1.1 Ultrasonic Electronics and Transducers

As an rf-receiver, an amplifier with a 6-dB bandwidth 1–600 MHz made by MITEC in Hauppage, NY, USA, type Au 101411217 was employed for the wide-band and the narrow band system. The amplifier was protected from overload by two anti-parallel diodes. This system was previously been developed in order to detect very small defects in structural ceramic materials [42].

Furthermore, a prototype ultrasonic transmitter–receiver system from Krautkrämer-Branson was used. In this system, the excitation pulse of the transducer has amplitude of about −100 V with a rise time of 2 ns and decay time of 10 ns. An rf-amplifier with a bandwidth of 500 MHz is integral part of this system.

For the wide-band excitation technique, the bandwidths of the transducers are appreciably smaller than the spectral width of the electrical impulse and the bandwidth of the receiver amplifier. This resulted in a quasi-rf-carrier excitation with a pulse length equal to the inverse bandwidth of the transducer. In this case, the accuracy of delay time measurements was reduced relative to the rf-carrier system [43]. The effect was small because the measured and expected relative bandwidths in the spectra of the pulses were of the order 4%.

The transducers employed for the measurements reported here had center frequencies of up to 125 MHz for longitudinal waves, and 20 MHz for shear waves.
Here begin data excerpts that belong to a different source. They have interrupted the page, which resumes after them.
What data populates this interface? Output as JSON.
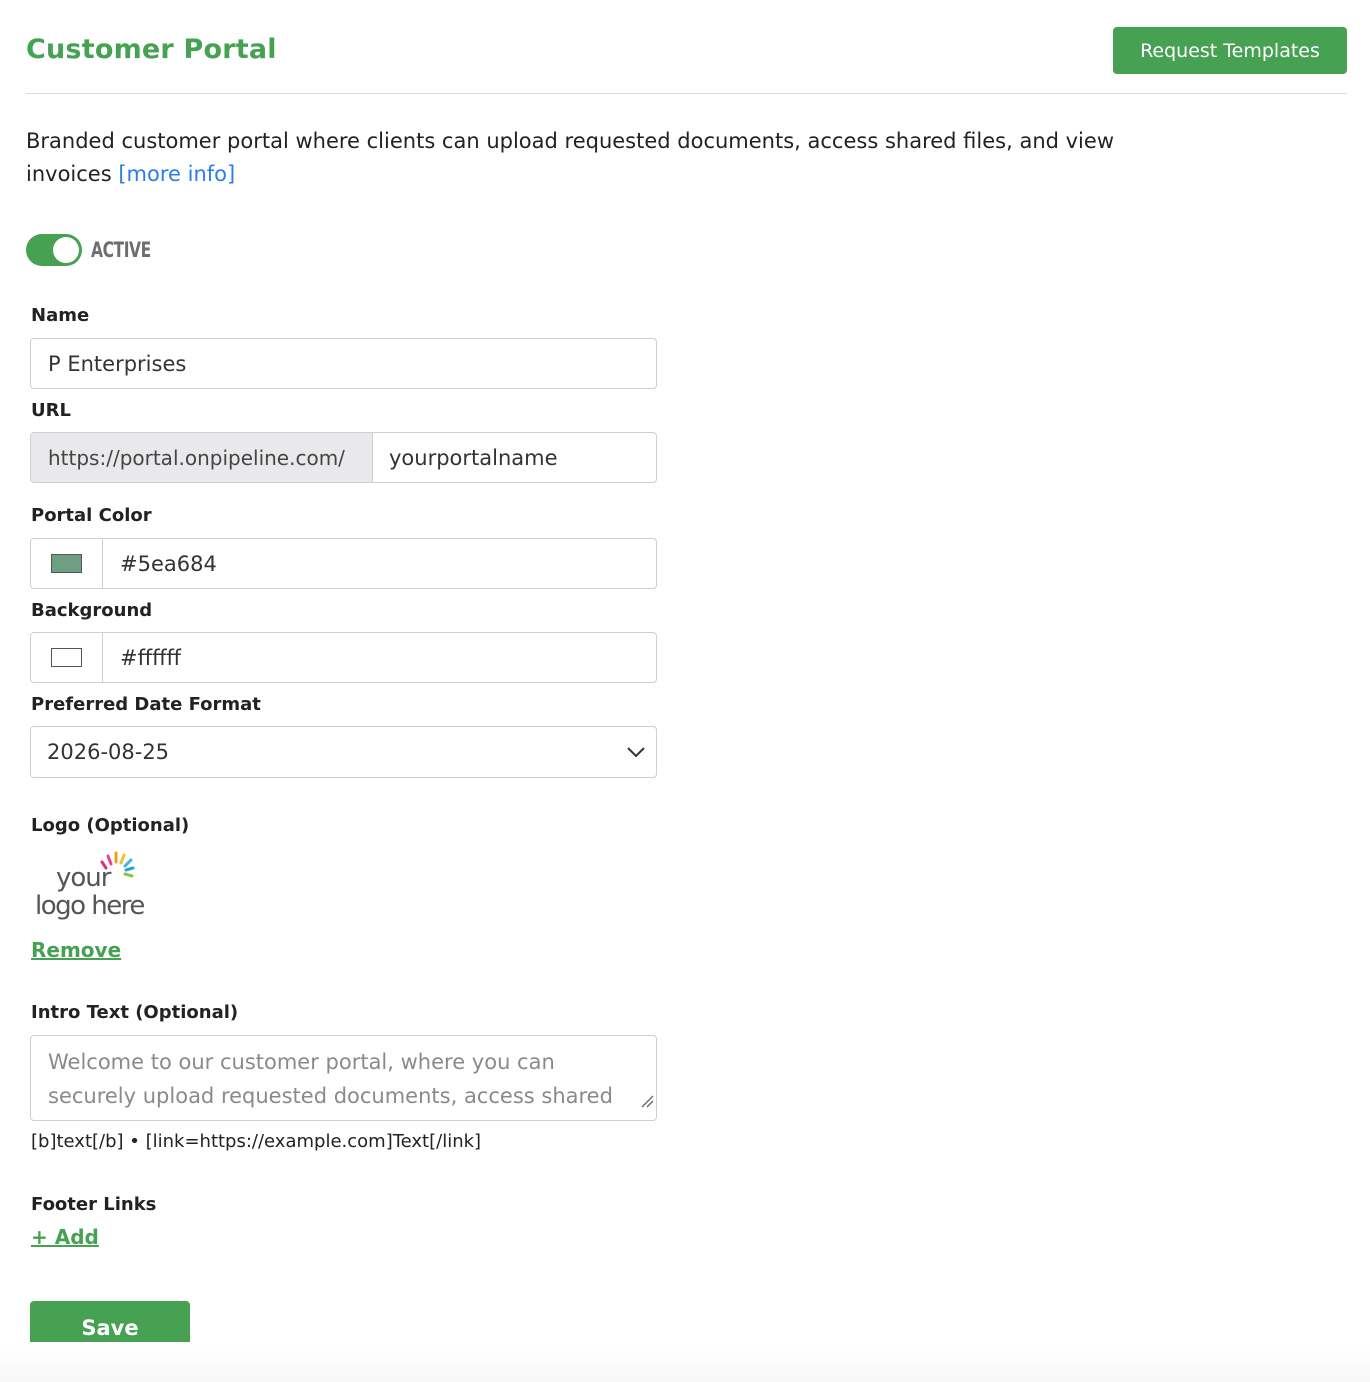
{
  "header": {
    "title": "Customer Portal",
    "request_templates_label": "Request Templates"
  },
  "description": {
    "text": "Branded customer portal where clients can upload requested documents, access shared files, and view invoices",
    "more_info_label": "[more info]"
  },
  "status": {
    "active": true,
    "label": "ACTIVE"
  },
  "form": {
    "name": {
      "label": "Name",
      "value": "P Enterprises"
    },
    "url": {
      "label": "URL",
      "prefix": "https://portal.onpipeline.com/",
      "value": "yourportalname"
    },
    "portal_color": {
      "label": "Portal Color",
      "value": "#5ea684",
      "swatch": "#6e9e84"
    },
    "background": {
      "label": "Background",
      "value": "#ffffff",
      "swatch": "#ffffff"
    },
    "date_format": {
      "label": "Preferred Date Format",
      "value": "2026-08-25"
    },
    "logo": {
      "label": "Logo (Optional)",
      "image_text_line1": "your",
      "image_text_line2": "logo here",
      "remove_label": "Remove"
    },
    "intro_text": {
      "label": "Intro Text (Optional)",
      "value": "Welcome to our customer portal, where you can securely upload requested documents, access shared files and view invoices.",
      "hint": "[b]text[/b] • [link=https://example.com]Text[/link]"
    },
    "footer_links": {
      "label": "Footer Links",
      "add_label": "+ Add"
    }
  },
  "actions": {
    "save_label": "Save"
  },
  "colors": {
    "accent": "#47a152",
    "link": "#2b7de9"
  },
  "icons": [
    "chevron-down-icon",
    "resize-handle-icon"
  ]
}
The 6-dB bandwidths of the transducers were typically about 1/2 the value of their center frequency. Their bandwidths were large enough to allow distinguishing echoes in sample as thin as 100 μm. The transducers employed were manufactured by Olympus (previously Panametrics). One transducer type was the custom made V2173 (serial number 614966). Its 6-dB bandwidth was ≈ 10 MHz at a center frequency of 20 MHz. It is a so-called dual-probe consisting of two active piezoelectric elements producing extensional or transverse oscillations. The elements are mounted adjacent to each other on a glass delay line. The dual-probe type allows one to generate both longitudinal (L-port) as well as shear waves (S-port), and hence to measure longitudinal and shear wave velocities within one experimental run. Other probes for the generation of longitudinal waves were V2054 (100 MHz center frequency), V2062 (125 MHz center frequency), V214 BB (50 MHz center frequency), and V213BB (30 MHz center frequency). The shear wave delay-lines transducers were V222 BA-RM (20 MHz center frequency), V 2173 S-port (20 MHz center frequency), and V222 BB (20 MHz center frequency). The coupling medium was highly viscous honey in all cases. This allowed transmitting shear waves through the interfaces of the sample-delay lines.

Finally, there was dispersion in the signals which contributed to the inaccuracies. One part of the dispersion might have been caused by diffraction of the sound field. All our measurements were carried out within the near field of the transducers, partially within their extreme near field, i.e. S << 1. Here, S is the normalized distance S = zλ/a² (z = L for double-ended or z = 2L for single-ended) where L is the propagation length in the sample, λ is the wavelength of the ultrasonic wave, and a is the radius of the ultrasonic beam at the point of entry to the sample. For our transducers, S is of the order of 10^–2 and the ensuing time delay [44] due to diffraction is of the order of 5 × 10^–3 radians corresponding to an additional delay of ≈ 0.4 ns which is much less than the other inaccuracies estimated above for the pulse-echo measurements. The thickness of the Cu₅₈Zr₄₂ sample was 0.450 ± 0.001 mm in the center. The sample was barrel-shaped with a thickness of 0.25–0.33 mm at its edges. Therefore, the coupling medium was only spread over an area of diameter yielding S ≈ 5 × 10^–2 which entailed an additional inaccuracy in time-of-flight measurement of 2 ns.

For the transmission experiments, a relative time difference due to diffraction caused by the differences in the sound velocities between the glass delay line and the metallic glasses might have occurred. Estimates showed that this effect could also be neglected because their velocities were quite similar (v_L,SiO2 = 5.9 mm/μs and v_T,SiO2 = 3 mm/μs).